Four Lobes, 160 Degrees: How Eaton's TVS Supercharger Rewrote the Roots Blower
Cadillac announced the CT5-V Blackwing F1 Collector Series at the Miami Grand Prix in early May 2026. Limited to 26 units, it produces 685 horsepower, making it the most powerful internal-combustion Cadillac ever built. Publications led with the exclusivity angle, the F1 branding, the matte Midnight Stone Frost paint. But the engineering change that produced those 17 additional horsepower was almost comically modest: a slightly smaller drive pulley and a taller lid on the supercharger housing.
That the most powerful Blackwing in history required nothing more than two dimensional tweaks to an existing supercharger says something important about the component underneath. Eaton's TVS R1740 is not a blunt instrument strapped to an engine for raw power. It is a precision air pump refined over three decades of Roots-type supercharger development, operating at the intersection of rotor geometry, thermodynamics, and packaging constraints that most forced-induction coverage ignores entirely.

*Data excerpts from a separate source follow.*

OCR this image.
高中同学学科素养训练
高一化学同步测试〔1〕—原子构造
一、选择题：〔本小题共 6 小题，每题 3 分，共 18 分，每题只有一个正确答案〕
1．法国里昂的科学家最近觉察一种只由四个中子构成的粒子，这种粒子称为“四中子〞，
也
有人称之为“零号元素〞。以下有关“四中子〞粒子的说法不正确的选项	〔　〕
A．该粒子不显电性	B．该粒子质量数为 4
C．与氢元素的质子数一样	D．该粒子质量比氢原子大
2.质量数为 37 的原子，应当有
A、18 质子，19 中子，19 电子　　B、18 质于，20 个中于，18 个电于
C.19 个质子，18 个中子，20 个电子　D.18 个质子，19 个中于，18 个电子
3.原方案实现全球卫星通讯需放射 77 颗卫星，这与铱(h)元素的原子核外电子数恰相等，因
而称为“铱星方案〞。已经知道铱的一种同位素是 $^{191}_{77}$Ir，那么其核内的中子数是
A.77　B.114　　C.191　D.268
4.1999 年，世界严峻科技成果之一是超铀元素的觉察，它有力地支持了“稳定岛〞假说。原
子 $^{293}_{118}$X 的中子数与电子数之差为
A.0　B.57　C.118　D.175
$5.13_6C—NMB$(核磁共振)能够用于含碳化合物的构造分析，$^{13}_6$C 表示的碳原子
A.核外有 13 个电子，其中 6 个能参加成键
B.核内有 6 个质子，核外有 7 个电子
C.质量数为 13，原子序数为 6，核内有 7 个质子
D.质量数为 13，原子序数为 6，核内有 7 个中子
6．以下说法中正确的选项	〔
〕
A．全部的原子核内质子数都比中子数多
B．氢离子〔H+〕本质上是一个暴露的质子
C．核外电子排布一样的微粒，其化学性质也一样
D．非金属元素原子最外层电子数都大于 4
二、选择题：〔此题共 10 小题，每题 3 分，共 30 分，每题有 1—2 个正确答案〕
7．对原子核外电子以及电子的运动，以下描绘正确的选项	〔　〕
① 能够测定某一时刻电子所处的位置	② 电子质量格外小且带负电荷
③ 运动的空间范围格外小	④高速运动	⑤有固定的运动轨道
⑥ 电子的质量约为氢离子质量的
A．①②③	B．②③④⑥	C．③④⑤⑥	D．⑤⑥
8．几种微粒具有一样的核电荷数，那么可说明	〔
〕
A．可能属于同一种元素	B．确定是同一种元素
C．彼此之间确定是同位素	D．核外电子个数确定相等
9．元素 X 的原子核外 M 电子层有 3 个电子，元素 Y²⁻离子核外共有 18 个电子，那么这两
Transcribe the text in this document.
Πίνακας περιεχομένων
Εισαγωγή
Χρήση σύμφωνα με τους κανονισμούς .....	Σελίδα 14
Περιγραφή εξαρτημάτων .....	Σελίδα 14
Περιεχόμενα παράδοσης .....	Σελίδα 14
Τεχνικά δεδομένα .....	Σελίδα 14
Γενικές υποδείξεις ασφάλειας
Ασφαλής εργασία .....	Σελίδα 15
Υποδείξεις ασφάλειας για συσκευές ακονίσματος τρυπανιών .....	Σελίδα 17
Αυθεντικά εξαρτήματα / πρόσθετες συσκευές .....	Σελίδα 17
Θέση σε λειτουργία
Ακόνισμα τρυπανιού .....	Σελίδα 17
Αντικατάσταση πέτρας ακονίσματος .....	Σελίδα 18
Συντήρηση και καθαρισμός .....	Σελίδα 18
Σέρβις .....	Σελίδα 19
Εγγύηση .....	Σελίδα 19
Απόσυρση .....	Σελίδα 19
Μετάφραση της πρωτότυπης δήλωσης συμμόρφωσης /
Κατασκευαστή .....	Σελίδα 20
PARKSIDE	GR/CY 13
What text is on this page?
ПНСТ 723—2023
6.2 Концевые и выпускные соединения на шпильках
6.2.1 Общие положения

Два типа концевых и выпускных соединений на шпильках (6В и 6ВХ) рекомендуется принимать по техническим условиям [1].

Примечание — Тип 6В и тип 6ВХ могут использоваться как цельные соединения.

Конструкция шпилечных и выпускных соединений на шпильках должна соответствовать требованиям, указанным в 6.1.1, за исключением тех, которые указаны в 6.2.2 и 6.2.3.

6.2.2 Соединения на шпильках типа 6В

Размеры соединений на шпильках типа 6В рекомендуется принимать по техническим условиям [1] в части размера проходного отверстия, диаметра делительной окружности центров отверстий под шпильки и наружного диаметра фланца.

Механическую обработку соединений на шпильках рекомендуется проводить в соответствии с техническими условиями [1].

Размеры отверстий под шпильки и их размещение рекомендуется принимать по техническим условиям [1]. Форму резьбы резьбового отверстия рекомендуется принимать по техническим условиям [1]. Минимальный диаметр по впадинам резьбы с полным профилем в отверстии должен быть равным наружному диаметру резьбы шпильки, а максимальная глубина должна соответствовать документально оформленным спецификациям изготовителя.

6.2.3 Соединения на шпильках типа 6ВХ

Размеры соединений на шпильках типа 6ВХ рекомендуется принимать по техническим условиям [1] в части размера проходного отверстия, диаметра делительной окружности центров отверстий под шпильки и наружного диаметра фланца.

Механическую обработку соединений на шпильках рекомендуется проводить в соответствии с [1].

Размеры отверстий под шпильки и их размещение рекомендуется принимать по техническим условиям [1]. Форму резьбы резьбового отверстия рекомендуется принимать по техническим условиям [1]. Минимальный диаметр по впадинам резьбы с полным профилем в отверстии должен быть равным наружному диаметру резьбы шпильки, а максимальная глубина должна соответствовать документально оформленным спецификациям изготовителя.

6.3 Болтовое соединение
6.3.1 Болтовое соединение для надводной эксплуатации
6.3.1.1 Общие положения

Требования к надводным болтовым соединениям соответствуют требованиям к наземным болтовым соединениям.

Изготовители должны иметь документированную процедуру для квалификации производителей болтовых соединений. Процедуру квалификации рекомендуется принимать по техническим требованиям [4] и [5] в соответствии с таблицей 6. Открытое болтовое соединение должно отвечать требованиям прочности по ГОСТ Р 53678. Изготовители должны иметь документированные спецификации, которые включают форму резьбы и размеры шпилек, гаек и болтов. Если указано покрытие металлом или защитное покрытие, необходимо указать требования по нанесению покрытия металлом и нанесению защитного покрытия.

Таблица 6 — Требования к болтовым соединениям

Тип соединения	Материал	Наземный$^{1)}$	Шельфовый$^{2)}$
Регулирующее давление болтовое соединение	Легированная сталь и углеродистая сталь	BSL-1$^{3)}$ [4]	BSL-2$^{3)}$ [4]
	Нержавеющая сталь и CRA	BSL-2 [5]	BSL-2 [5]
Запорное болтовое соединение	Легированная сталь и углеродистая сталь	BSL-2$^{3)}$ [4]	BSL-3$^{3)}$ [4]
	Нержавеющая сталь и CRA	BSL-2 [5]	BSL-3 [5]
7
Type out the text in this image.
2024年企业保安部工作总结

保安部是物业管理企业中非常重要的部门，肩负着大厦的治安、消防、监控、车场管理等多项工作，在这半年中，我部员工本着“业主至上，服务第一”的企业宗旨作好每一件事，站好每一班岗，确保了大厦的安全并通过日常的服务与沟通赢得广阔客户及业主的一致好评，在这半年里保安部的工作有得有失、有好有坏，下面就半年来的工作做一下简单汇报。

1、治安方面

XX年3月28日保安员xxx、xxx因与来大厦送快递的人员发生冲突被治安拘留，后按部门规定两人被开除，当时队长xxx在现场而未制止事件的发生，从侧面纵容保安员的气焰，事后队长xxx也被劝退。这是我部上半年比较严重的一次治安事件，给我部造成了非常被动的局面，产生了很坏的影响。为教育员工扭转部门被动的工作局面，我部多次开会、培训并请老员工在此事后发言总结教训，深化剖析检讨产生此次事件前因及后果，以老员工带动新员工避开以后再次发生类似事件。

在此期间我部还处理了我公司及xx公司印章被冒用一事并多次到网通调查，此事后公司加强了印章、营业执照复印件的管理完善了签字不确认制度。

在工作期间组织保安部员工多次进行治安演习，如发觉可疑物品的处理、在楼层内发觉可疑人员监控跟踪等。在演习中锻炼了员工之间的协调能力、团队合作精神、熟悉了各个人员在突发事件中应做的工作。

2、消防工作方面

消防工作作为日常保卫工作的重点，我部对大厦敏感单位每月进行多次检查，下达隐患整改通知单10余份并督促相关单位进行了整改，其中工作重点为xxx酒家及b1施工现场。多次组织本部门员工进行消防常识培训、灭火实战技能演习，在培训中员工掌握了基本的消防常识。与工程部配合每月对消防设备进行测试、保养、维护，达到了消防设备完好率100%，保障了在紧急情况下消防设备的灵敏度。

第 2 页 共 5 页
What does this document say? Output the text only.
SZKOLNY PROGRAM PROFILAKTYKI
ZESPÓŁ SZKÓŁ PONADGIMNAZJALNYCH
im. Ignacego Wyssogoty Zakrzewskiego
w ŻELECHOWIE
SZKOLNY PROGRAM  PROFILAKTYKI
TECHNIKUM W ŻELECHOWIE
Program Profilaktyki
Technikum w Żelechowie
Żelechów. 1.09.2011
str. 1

From Straight Lobes to Twisted Rotors
Philander and Francis Roots patented their positive-displacement air pump in 1860 for blast furnace ventilation. By the 1930s, automotive engineers had adapted the concept for forced induction: two meshing rotors spinning inside a tight-clearance housing, trapping pockets of ambient air and pushing them into the intake manifold at above-atmospheric pressure. Early Roots blowers used straight-cut lobes. Air entered one end of the rotor pair and exited the other in discrete, violent gulps. Each lobe pass created a pressure pulse, generating the characteristic whine that defined supercharged muscle cars for decades. Thermodynamic efficiency was secondary to the brute simplicity of the design.
Eaton entered the automotive supercharger business in the early 1990s with its M-series blowers. Ford's 1996 Mustang Cobra received the M90 (900cc per revolution), and the 2003 SVT Cobra used the larger M112 (1,120cc). These units improved on primitive Roots designs by introducing a 60-degree helical twist to three lobes, which smoothed the airflow transition between intake and discharge. But three lobes meant each rotor only had three sealing events per revolution, creating noticeable pulsation at low speeds and significant noise at high rpm. Parasitic drag was substantial. Outlet air temperatures climbed quickly under sustained load, limiting both power output and the durability of downstream components.
In the mid-2000s, Eaton's engineering team in Marshall, Michigan, developed the Twin Vortices Series as a clean-sheet replacement. Two changes defined the new architecture. First, rotor count increased from three lobes to four. Second, helix angle more than doubled, from 60 degrees to 160 degrees. Both modifications addressed the fundamental weakness of every Roots-type blower: because it is a positive-displacement pump without internal compression, all pressure rise occurs at the discharge port, where incoming air collides with higher-pressure air in the manifold. That collision is what makes Roots blowers noisy and thermally wasteful. Reducing the violence of that collision was the entire design objective.
Why 160 Degrees Matters
A four-lobe rotor with a 160-degree twist creates dramatically different airflow behavior compared to a three-lobe rotor with a 60-degree twist. At any given instant, more of each lobe is engaged with the housing bore, which means the sealing line between the rotor tip and housing wall is longer and more continuous. Air moves through the rotor pair in a smoother, more helical path rather than in the abrupt, piston-like gulps of a low-twist design.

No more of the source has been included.